Friday, December 14, 2012

Sandy Hook


It is 9:37 am and your daughter is dead.  You don’t know that yet, though, not at this point, but in years to come, you will obsess about the time, obsess about what you were doing at 9:37 am, obsess about where you were, where she was, the wild chasm between your experiences at that moment, and it will feel as though you should have known, should have acted, should have been able to act.  You will feel as though you could have stopped it.

But you couldn’t have.

There is nothing you could have done because the reality – the unchangeable reality – is that sometime earlier that morning, a man walked into her school with two guns.  To the media, the type of the guns will matter; they will say something about the man who shot and killed your daughter.  For a moment, you may think it matters.  You may think it matters why he did what he did, what happened in his life that made him go into her school with two guns.  But it doesn’t, and it never really will.  All that will ever really matter is that he walked into the school with two guns, walked into her classroom and opened fire.  All that will ever matter to you ever again is that he shot and killed your daughter.

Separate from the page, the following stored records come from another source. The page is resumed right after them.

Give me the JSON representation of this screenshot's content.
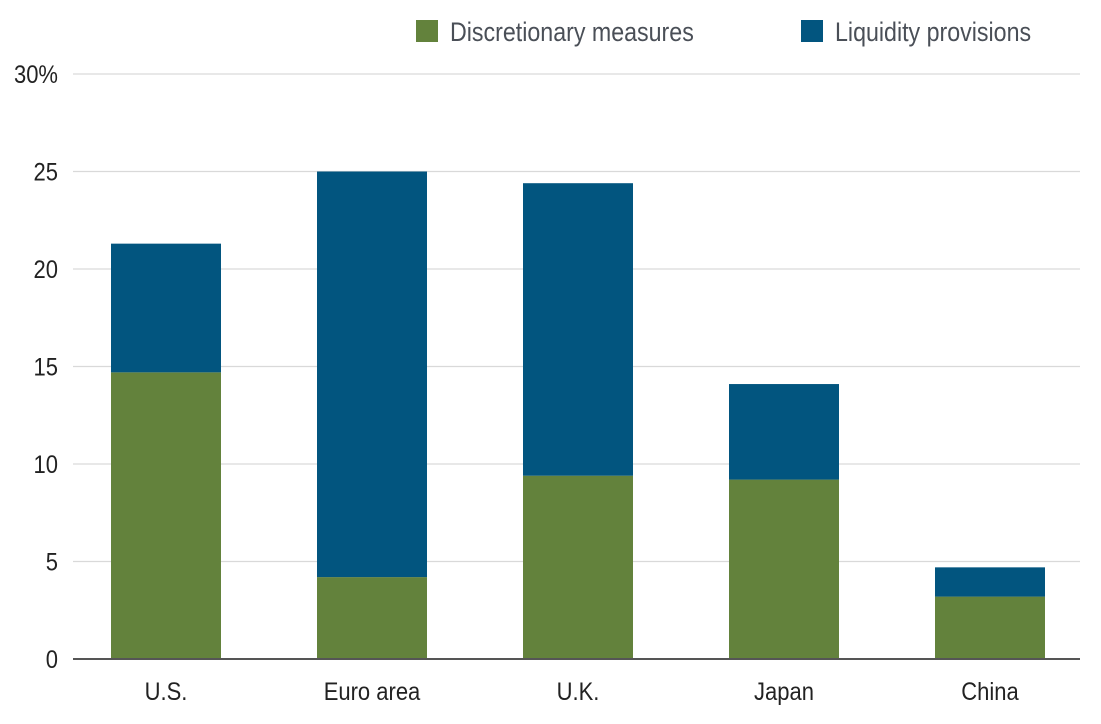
{
  "chart_data": {
    "type": "bar",
    "stacked": true,
    "title": "",
    "xlabel": "",
    "ylabel": "",
    "categories": [
      "U.S.",
      "Euro area",
      "U.K.",
      "Japan",
      "China"
    ],
    "series": [
      {
        "name": "Discretionary measures",
        "color": "#63823c",
        "values": [
          14.7,
          4.2,
          9.4,
          9.2,
          3.2
        ]
      },
      {
        "name": "Liquidity provisions",
        "color": "#02557f",
        "values": [
          6.6,
          20.8,
          15.0,
          4.9,
          1.5
        ]
      }
    ],
    "ylim": [
      0,
      30
    ],
    "yticks": [
      0,
      5,
      10,
      15,
      20,
      25,
      30
    ],
    "ytick_labels": [
      "0",
      "5",
      "10",
      "15",
      "20",
      "25",
      "30%"
    ],
    "grid": true,
    "legend_position": "top-right",
    "colors": {
      "grid": "#d9d9d9",
      "axis": "#555555"
    }
  }
}
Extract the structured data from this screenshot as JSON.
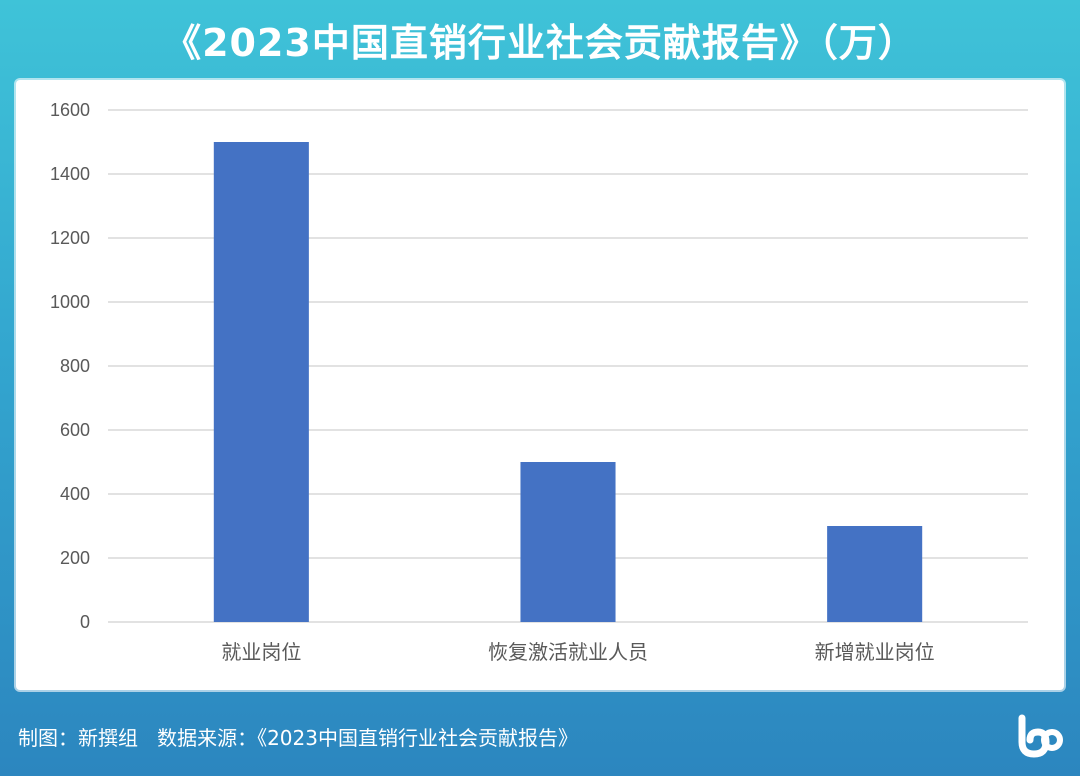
{
  "chart_data": {
    "type": "bar",
    "title": "《2023中国直销行业社会贡献报告》（万）",
    "categories": [
      "就业岗位",
      "恢复激活就业人员",
      "新增就业岗位"
    ],
    "values": [
      1500,
      500,
      300
    ],
    "ylim": [
      0,
      1600
    ],
    "yticks": [
      0,
      200,
      400,
      600,
      800,
      1000,
      1200,
      1400,
      1600
    ],
    "grid": true,
    "legend": "none",
    "bar_color": "#4472c4"
  },
  "footer": {
    "credit": "制图：新撰组",
    "source": "数据来源：《2023中国直销行业社会贡献报告》"
  },
  "logo": {
    "icon": "brand-logo-icon",
    "color": "#ffffff"
  }
}
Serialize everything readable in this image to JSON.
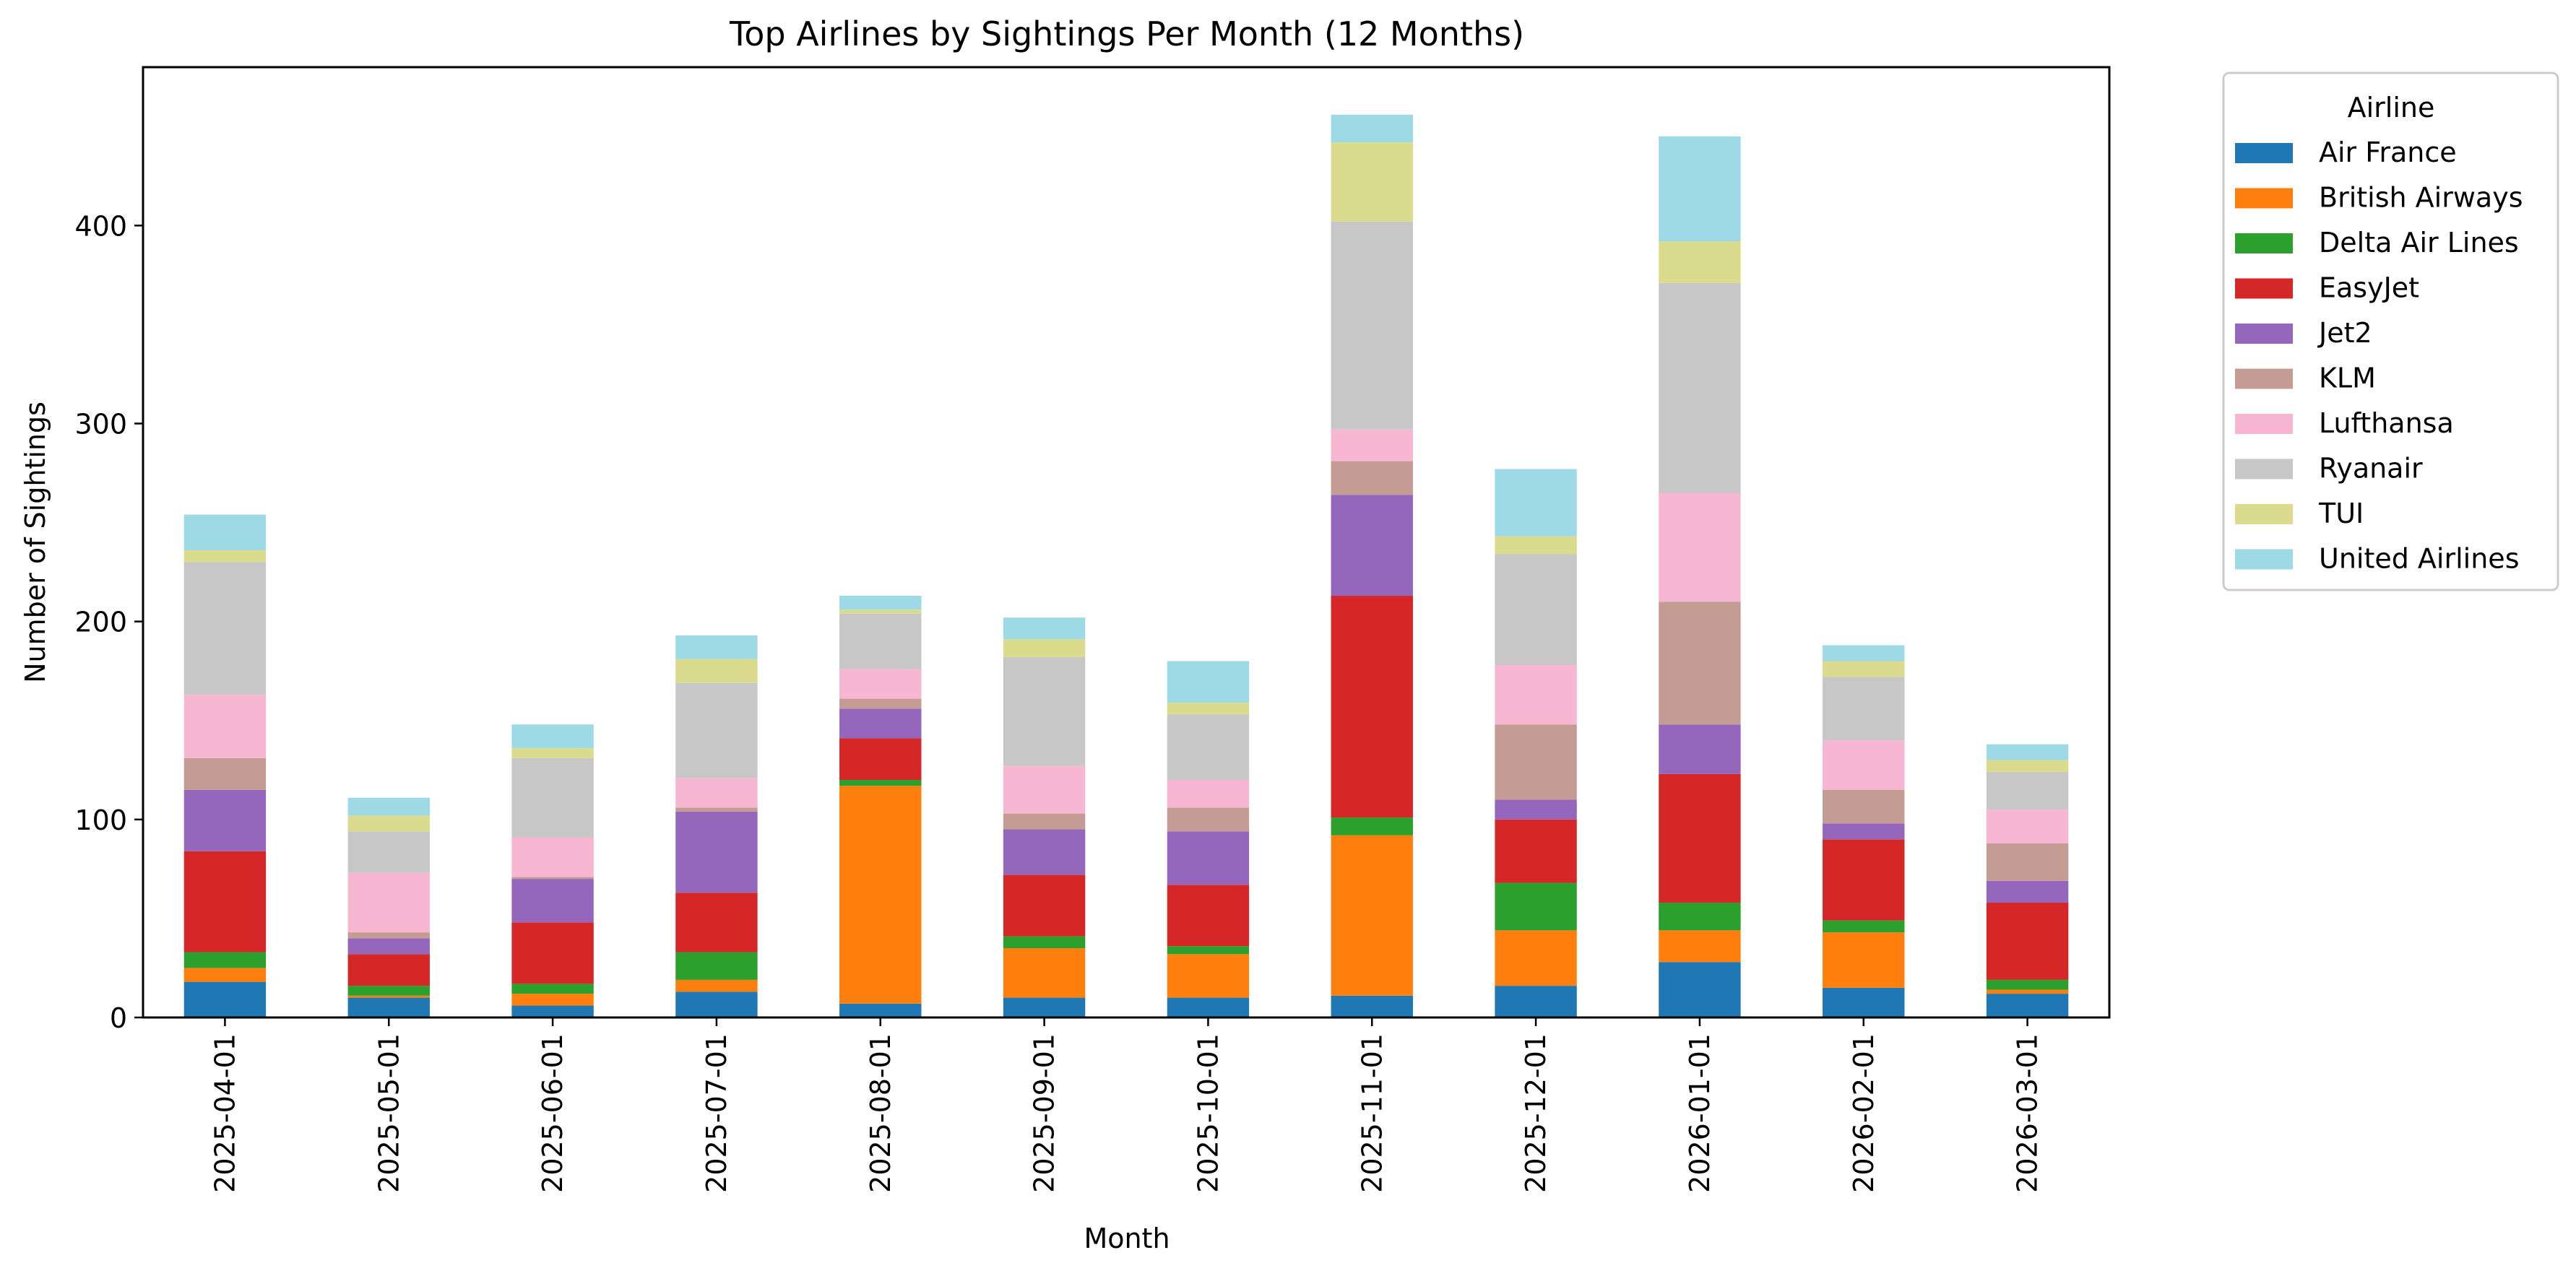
{
  "chart_data": {
    "type": "bar",
    "stacked": true,
    "title": "Top Airlines by Sightings Per Month (12 Months)",
    "xlabel": "Month",
    "ylabel": "Number of Sightings",
    "ylim": [
      0,
      480
    ],
    "yticks": [
      0,
      100,
      200,
      300,
      400
    ],
    "grid": false,
    "legend": {
      "title": "Airline",
      "placement": "outside-top-right"
    },
    "categories": [
      "2025-04-01",
      "2025-05-01",
      "2025-06-01",
      "2025-07-01",
      "2025-08-01",
      "2025-09-01",
      "2025-10-01",
      "2025-11-01",
      "2025-12-01",
      "2026-01-01",
      "2026-02-01",
      "2026-03-01"
    ],
    "series": [
      {
        "name": "Air France",
        "color": "#1f77b4",
        "values": [
          18,
          10,
          6,
          13,
          7,
          10,
          10,
          11,
          16,
          28,
          15,
          12
        ]
      },
      {
        "name": "British Airways",
        "color": "#ff7f0e",
        "values": [
          7,
          1,
          6,
          6,
          110,
          25,
          22,
          81,
          28,
          16,
          28,
          2
        ]
      },
      {
        "name": "Delta Air Lines",
        "color": "#2ca02c",
        "values": [
          8,
          5,
          5,
          14,
          3,
          6,
          4,
          9,
          24,
          14,
          6,
          5
        ]
      },
      {
        "name": "EasyJet",
        "color": "#d62728",
        "values": [
          51,
          16,
          31,
          30,
          21,
          31,
          31,
          112,
          32,
          65,
          41,
          39
        ]
      },
      {
        "name": "Jet2",
        "color": "#9467bd",
        "values": [
          31,
          8,
          22,
          41,
          15,
          23,
          27,
          51,
          10,
          25,
          8,
          11
        ]
      },
      {
        "name": "KLM",
        "color": "#c49c94",
        "values": [
          16,
          3,
          1,
          2,
          5,
          8,
          12,
          17,
          38,
          62,
          17,
          19
        ]
      },
      {
        "name": "Lufthansa",
        "color": "#f7b6d2",
        "values": [
          32,
          30,
          20,
          15,
          15,
          24,
          14,
          16,
          30,
          55,
          25,
          17
        ]
      },
      {
        "name": "Ryanair",
        "color": "#c7c7c7",
        "values": [
          67,
          21,
          40,
          48,
          28,
          55,
          33,
          105,
          56,
          106,
          32,
          19
        ]
      },
      {
        "name": "TUI",
        "color": "#dbdb8d",
        "values": [
          6,
          8,
          5,
          12,
          2,
          9,
          6,
          40,
          9,
          21,
          8,
          6
        ]
      },
      {
        "name": "United Airlines",
        "color": "#9edae5",
        "values": [
          18,
          9,
          12,
          12,
          7,
          11,
          21,
          14,
          34,
          53,
          8,
          8
        ]
      }
    ]
  }
}
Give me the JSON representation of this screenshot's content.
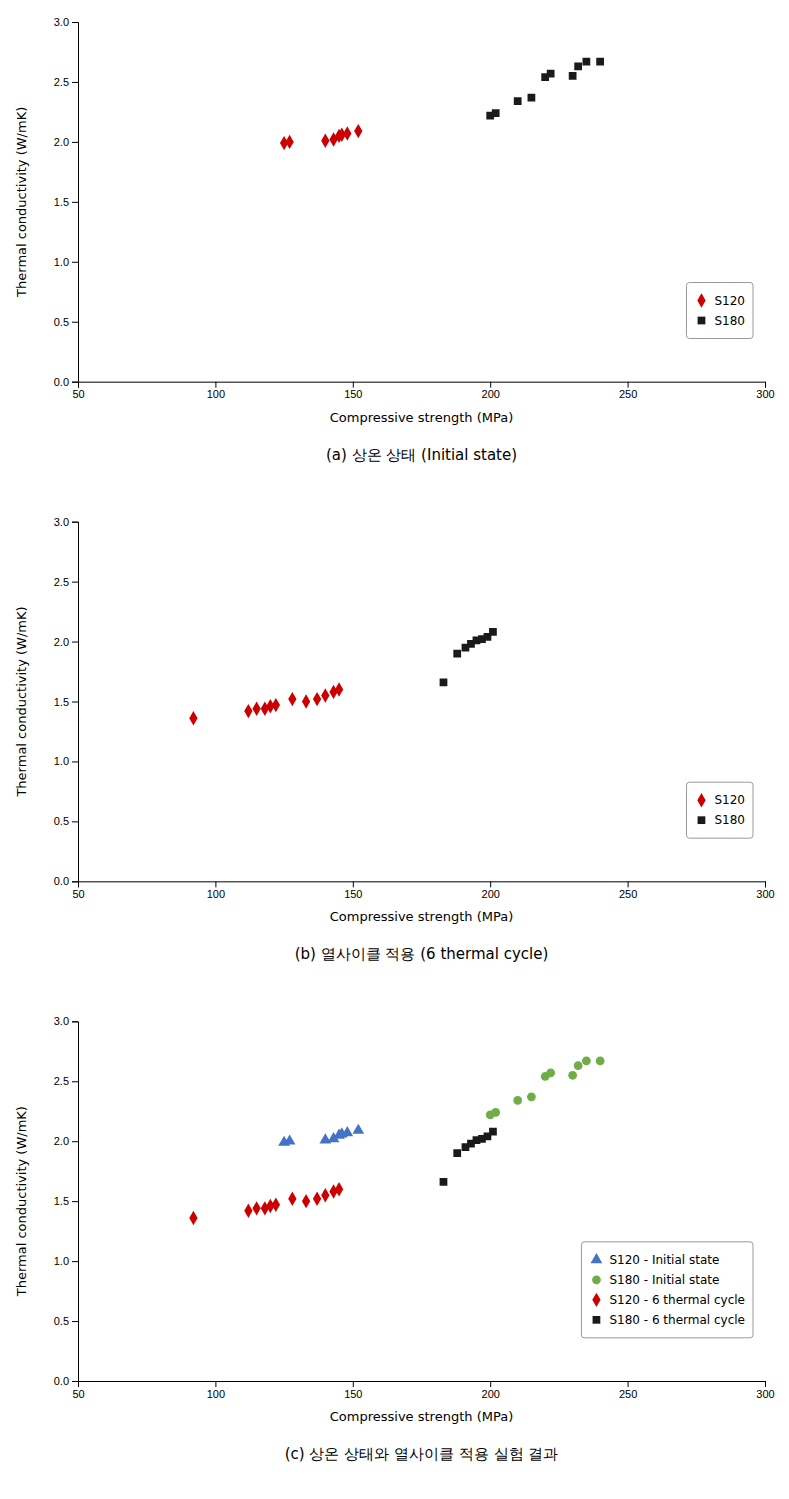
{
  "chart_data": [
    {
      "type": "scatter",
      "title": "(a) 상온 상태 (Initial state)",
      "xlabel": "Compressive strength (MPa)",
      "ylabel": "Thermal conductivity (W/mK)",
      "xlim": [
        50,
        300
      ],
      "ylim": [
        0.0,
        3.0
      ],
      "xticks": [
        50,
        100,
        150,
        200,
        250,
        300
      ],
      "yticks": [
        {
          "value": 0.0,
          "label": "0.0"
        },
        0.5,
        {
          "value": 1.0,
          "label": "1.0"
        },
        1.5,
        {
          "value": 2.0,
          "label": "2.0"
        },
        2.5,
        {
          "value": 3.0,
          "label": "3.0"
        }
      ],
      "grid": false,
      "legend": "lower right",
      "series": [
        {
          "name": "S120",
          "color": "#cc0000",
          "marker": "diamond",
          "x": [
            125,
            127,
            140,
            143,
            145,
            146,
            148,
            152
          ],
          "values": [
            1.99,
            2.0,
            2.01,
            2.02,
            2.05,
            2.06,
            2.07,
            2.09
          ]
        },
        {
          "name": "S180",
          "color": "#1a1a1a",
          "marker": "square",
          "x": [
            200,
            202,
            210,
            215,
            220,
            222,
            230,
            232,
            235,
            240
          ],
          "values": [
            2.22,
            2.24,
            2.34,
            2.37,
            2.54,
            2.57,
            2.55,
            2.63,
            2.67,
            2.67
          ]
        }
      ]
    },
    {
      "type": "scatter",
      "title": "(b) 열사이클 적용 (6 thermal cycle)",
      "xlabel": "Compressive strength (MPa)",
      "ylabel": "Thermal conductivity (W/mK)",
      "xlim": [
        50,
        300
      ],
      "ylim": [
        0.0,
        3.0
      ],
      "xticks": [
        50,
        100,
        150,
        200,
        250,
        300
      ],
      "yticks": [
        {
          "value": 0.0,
          "label": "0.0"
        },
        0.5,
        {
          "value": 1.0,
          "label": "1.0"
        },
        1.5,
        {
          "value": 2.0,
          "label": "2.0"
        },
        2.5,
        {
          "value": 3.0,
          "label": "3.0"
        }
      ],
      "grid": false,
      "legend": "lower right",
      "series": [
        {
          "name": "S120",
          "color": "#cc0000",
          "marker": "diamond",
          "x": [
            92,
            112,
            115,
            118,
            120,
            122,
            128,
            133,
            137,
            140,
            143,
            145
          ],
          "values": [
            1.36,
            1.42,
            1.44,
            1.44,
            1.46,
            1.47,
            1.52,
            1.5,
            1.52,
            1.55,
            1.58,
            1.6
          ]
        },
        {
          "name": "S180",
          "color": "#1a1a1a",
          "marker": "square",
          "x": [
            183,
            188,
            191,
            193,
            195,
            197,
            199,
            201
          ],
          "values": [
            1.66,
            1.9,
            1.95,
            1.98,
            2.01,
            2.02,
            2.04,
            2.08
          ]
        }
      ]
    },
    {
      "type": "scatter",
      "title": "(c) 상온 상태와 열사이클 적용 실험 결과",
      "xlabel": "Compressive strength (MPa)",
      "ylabel": "Thermal conductivity (W/mK)",
      "xlim": [
        50,
        300
      ],
      "ylim": [
        0.0,
        3.0
      ],
      "xticks": [
        50,
        100,
        150,
        200,
        250,
        300
      ],
      "yticks": [
        {
          "value": 0.0,
          "label": "0.0"
        },
        0.5,
        {
          "value": 1.0,
          "label": "1.0"
        },
        1.5,
        {
          "value": 2.0,
          "label": "2.0"
        },
        2.5,
        {
          "value": 3.0,
          "label": "3.0"
        }
      ],
      "grid": false,
      "legend": "lower right",
      "series": [
        {
          "name": "S120 - Initial state",
          "color": "#4472c4",
          "marker": "triangle",
          "x": [
            125,
            127,
            140,
            143,
            145,
            146,
            148,
            152
          ],
          "values": [
            1.99,
            2.0,
            2.01,
            2.02,
            2.05,
            2.06,
            2.07,
            2.09
          ]
        },
        {
          "name": "S180 - Initial state",
          "color": "#70ad47",
          "marker": "circle",
          "x": [
            200,
            202,
            210,
            215,
            220,
            222,
            230,
            232,
            235,
            240
          ],
          "values": [
            2.22,
            2.24,
            2.34,
            2.37,
            2.54,
            2.57,
            2.55,
            2.63,
            2.67,
            2.67
          ]
        },
        {
          "name": "S120 - 6 thermal cycle",
          "color": "#cc0000",
          "marker": "diamond",
          "x": [
            92,
            112,
            115,
            118,
            120,
            122,
            128,
            133,
            137,
            140,
            143,
            145
          ],
          "values": [
            1.36,
            1.42,
            1.44,
            1.44,
            1.46,
            1.47,
            1.52,
            1.5,
            1.52,
            1.55,
            1.58,
            1.6
          ]
        },
        {
          "name": "S180 - 6 thermal cycle",
          "color": "#1a1a1a",
          "marker": "square",
          "x": [
            183,
            188,
            191,
            193,
            195,
            197,
            199,
            201
          ],
          "values": [
            1.66,
            1.9,
            1.95,
            1.98,
            2.01,
            2.02,
            2.04,
            2.08
          ]
        }
      ]
    }
  ]
}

You, of course, were not with her at that moment.  You were in a meeting, discussing project budget forecasts or headcounts or something else that is, ultimately, comparatively, inconsequential.  You might have seen a text message come in from a number you didn’t recognize and turned your phone face down in that meeting, not realizing that it was the mass-text-alert from the school advising parents that the school was on lock-down.  You will check your email and messages to try to piece together the timeline, figure out what slide you were on in the presentation at that very moment.  Did a news alert pop up on your screen, only for you to quickly close it, embarrassed that it interrupted your presentation – the presentation that you worked for days to put together?  Did you ignore the message that you could have saved her? 

You will ask yourself these questions over and over and over again.  You will assume everyone else is asking them as well.

You will imagine what it must have been like for her, that moment before she was shot, before she was killed.  You will see it in your dreams, and when you close your eyes during the day.  You will hear her screams even though you never really heard them, and don’t even really know if she did scream.  Your body will convulse as hers must have when you hear the gun shot in your head.  You will weep with your closest friends as you wonder aloud whether she saw him as he prepared to shoot her.  Did she have any idea what was going on as the gun was aimed at her?  Did she look him in the eye and give him a coy smile, like she would do when the neighbor boy would trail his toy gun on her from his yard?  Or maybe he shot her in the back.  Maybe the fucking coward shot your baby in the back, giving her no chance to plead for her life, no chance to run, no chance to escape.  Maybe he couldn’t stand to look her in the eye as he murdered her.  You will eventually find this out, whether he shot her in the face, in the chest, in the stomach, in the back, but at that moment, at 9:37 am, you have no idea.  You ignorantly believe she is in her music class like she is every other Friday, learning songs about cows or sheep or whatever children her age learn songs about.  You believe she is safe.  And you are wrong.

You will pore over these details in the minutes, hours, days, weeks, months and even years to come.  You will lose control of your voice as you tell the story, when you dare to tell the story: there you were, in your meeting or getting your coffee, while the news was just beginning to trickle out that a gunman had entered her school.  You missed the news initially – the end of the quarter was coming up, you know, so you had things you needed to do, important work that others were counting on you to deliver.  She was in music class...  She so loved her music class, so at least at that moment, you knew she was happy.  He went into her classroom, drew his gun and began firing.  You could have done something, if only you’d been there, if only she had been in gym class instead, if only you had seen the message from the school.  You could have left earlier; you could have gotten to the staging area where the children were evacuated sooner; you could have found out your daughter was dead a whole hour before you actually did.  An hour.  A whole hour.  That single hour will ultimately define your life, will make you question whether you could have prevented it from happening, will make you wonder whether she was taken by this madman because you couldn’t get there more quickly.

You will cry yourself to sleep at night because, if only you had listened to her when she said she wanted to stay home from school that day, she would be alive.  Or if you had surprised her with breakfast at McDonald’s, she would be alive.  She loved McDonald’s – even the ones without the Play Places.  Maybe you didn’t really need to be at that meeting, or you could have called in from home.  If you’d stayed home that day, maybe she would have gone into school late or just taken a day at home on the sofa watching movies, and she would be alive.  If only.  If only.  If only.

If only that man had not walked into her school with two guns and opened fire on the children.

If only.

But that is not what happened. 

Instead, it is 9:37 am and your daughter is dead.